Yes, to the point where I almost quit. It's quite a long story actually.
You see, there was this youtube review thread a year ago where the OP would review comics. Excepr that they refused to review some of them, they made a video about why they wouldn't review certain comics because in their opinion the writing was really bad or that the characters were really bland and superficial. To make a long story short I just assumed everything bad that was said applied to my comic without question. But it also badly hurt my self-esteem.
And then there were a few fanart contests this year I participated into and failed, they lowered my self-esteem for my art as well.
I'm still very insecure about it and I avoid critique/review threads like the plague even though I probably should do so. I don't know if I'll ever get over it.

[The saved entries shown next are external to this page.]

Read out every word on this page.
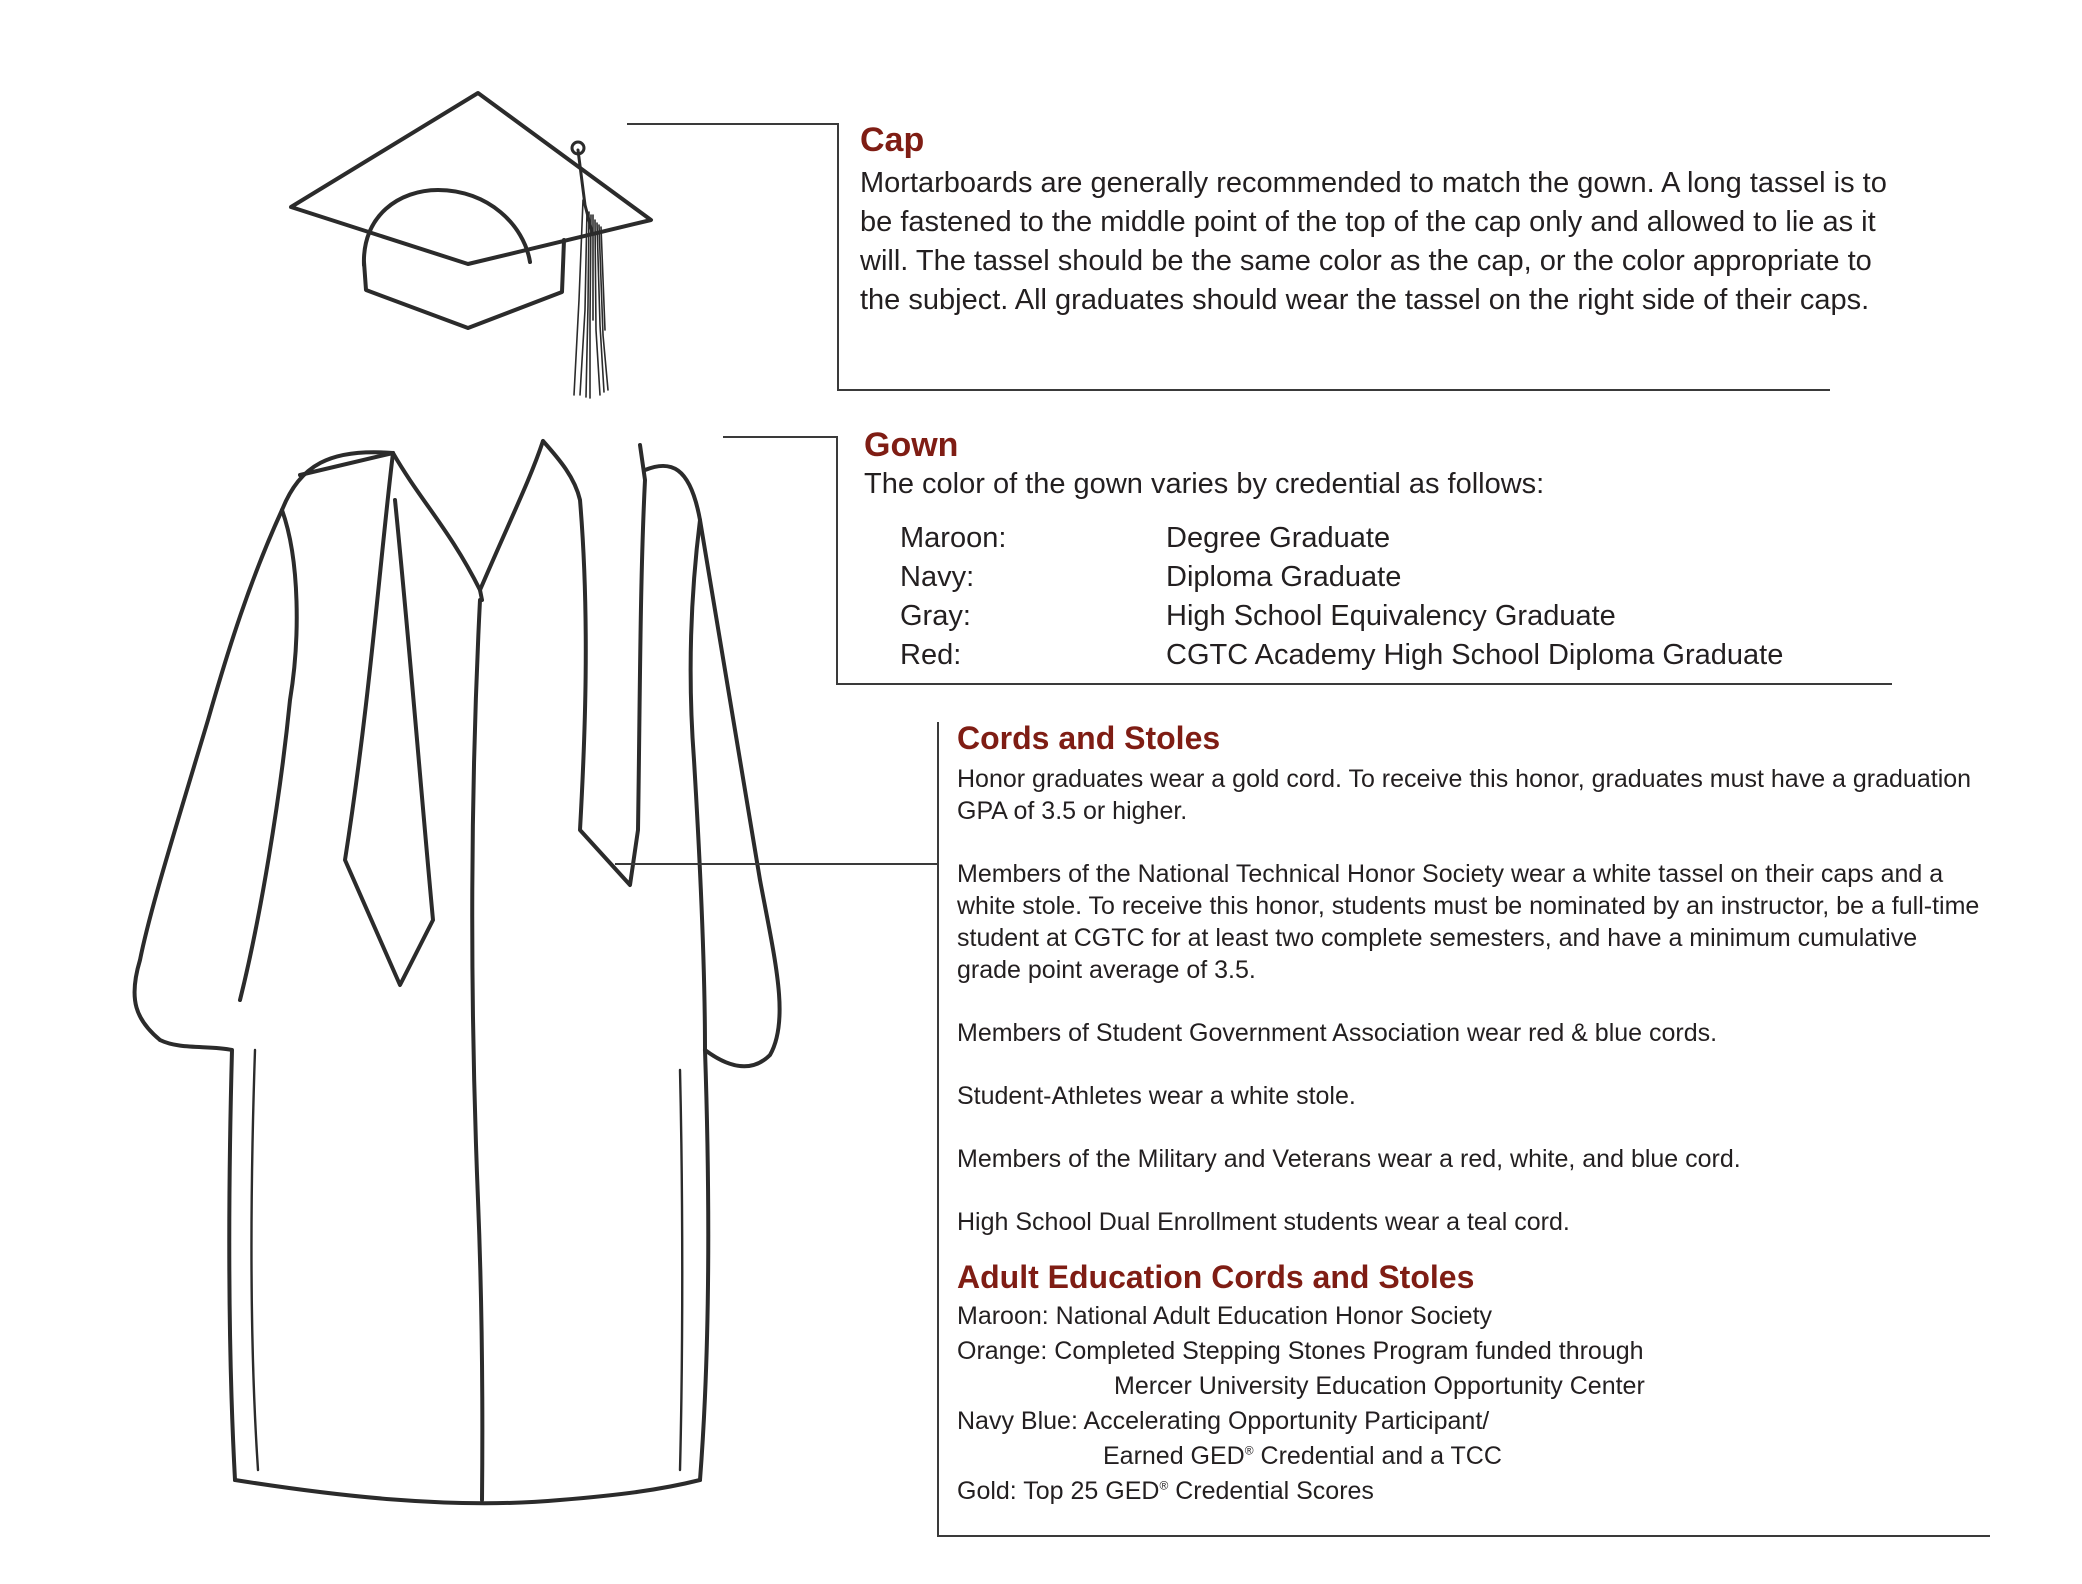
Cap

Mortarboards are generally recommended to match the gown. A long tassel is to be fastened to the middle point of the top of the cap only and allowed to lie as it will. The tassel should be the same color as the cap, or the color appropriate to the subject. All graduates should wear the tassel on the right side of their caps.

Gown

The color of the gown varies by credential as follows:

Maroon:	Degree Graduate
Navy:	Diploma Graduate
Gray:	High School Equivalency Graduate
Red:	CGTC Academy High School Diploma Graduate
Cords and Stoles

Honor graduates wear a gold cord. To receive this honor, graduates must have a graduation GPA of 3.5 or higher.

Members of the National Technical Honor Society wear a white tassel on their caps and a white stole. To receive this honor, students must be nominated by an instructor, be a full-time student at CGTC for at least two complete semesters, and have a minimum cumulative grade point average of 3.5.

Members of Student Government Association wear red & blue cords.

Student-Athletes wear a white stole.

Members of the Military and Veterans wear a red, white, and blue cord.

High School Dual Enrollment students wear a teal cord.

Adult Education Cords and Stoles
Maroon: National Adult Education Honor Society
Orange: Completed Stepping Stones Program funded through
Mercer University Education Opportunity Center
Navy Blue: Accelerating Opportunity Participant/
Earned GED® Credential and a TCC
Gold: Top 25 GED® Credential Scores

Well first off I'm so sorry to hear that I've been there too w/ sub lost and lack of engagement and it definitely made me feel awful about my own work. Most of my readers don't even comment when I post now XD and don't even get me started on that dreaded post wall
mine is completely just me either posting announcements that look like I'm just talking to myself or screaming out into the void lol. However in most of those circumstances readers will leave for many reasons and even though we'll never know why (unless we hunt them down for feedback lol) all we can do is keep moving forward with our work. When we can't we just take a step back, take a break and come back when we're ready
For me I knew there was something I wanted to change with my comic. Looking at other comics and figuring out how to present the colours in my work with more unison gave me a bit of confidence so it eventually became something I wanted to work on. Pulled it off months later and despite the lack of engagement, I have an art style I'm happier with but ughhhh the insecurities have never been higher XD..now I just gotta work on not listening to that little voice in my head and just keep heading forward >///<
Simply put, if you look at your old art and think that it's bad, it's because you've learned since then. You've gained new perspectives and valuable skills and you've improved. That's a good thing. If you have never once looked at your art and thought that there was room for improvement, (this'll sound blunt but it's just the realities of art) you're lying to yourself and you probably having Dunning-Kruger.
If it makes you feel better, then redraw it. It's what I'm doing. Just don't get stuck in an endless loop. Know that you're constantly improving so you'll always have art that's not up to your current standards and that's okay. Again, it just means you're developing a better eye as an artist and that's gonna help you achieve your aspirations.
Right?! The whole "I know there are mistakes" and resisting the urge to just stop working on new pages to do the old ones just drives me crazy and I'm a perfectionist lmao. @Cervie Maybe I should just drop and knit too XD Doing other things besides my comic does always make me feel less crazy. I'm just glad I'm not the only one feeling this way
I re-did the first 5 pages of my comic just so new comers can see I'm trying to make some changes and that this is my new art style...all in hopes they would give my work a chance XD
Yep, I've been super insecure to the point I couldn't create anything even though I wanted to, because I thought my skills weren't good enough.
For me the tricky thing is, how can you look at your art critically in order to improve, without getting negative and not wanting to create?
I think it's good to see the flaws and learn from your "mistakes", but still be proud of what you created. And not only look at the flaws, but try to find the strengths in your art as well, so you can keep repeating what works. A little bit of insecurity is good in order to improve.
Btw, I love when you can compare the first and last pages of a comic and see the improvements! Maybe it's good to redo old pages to gain new readers, but I often find the first pages super charming.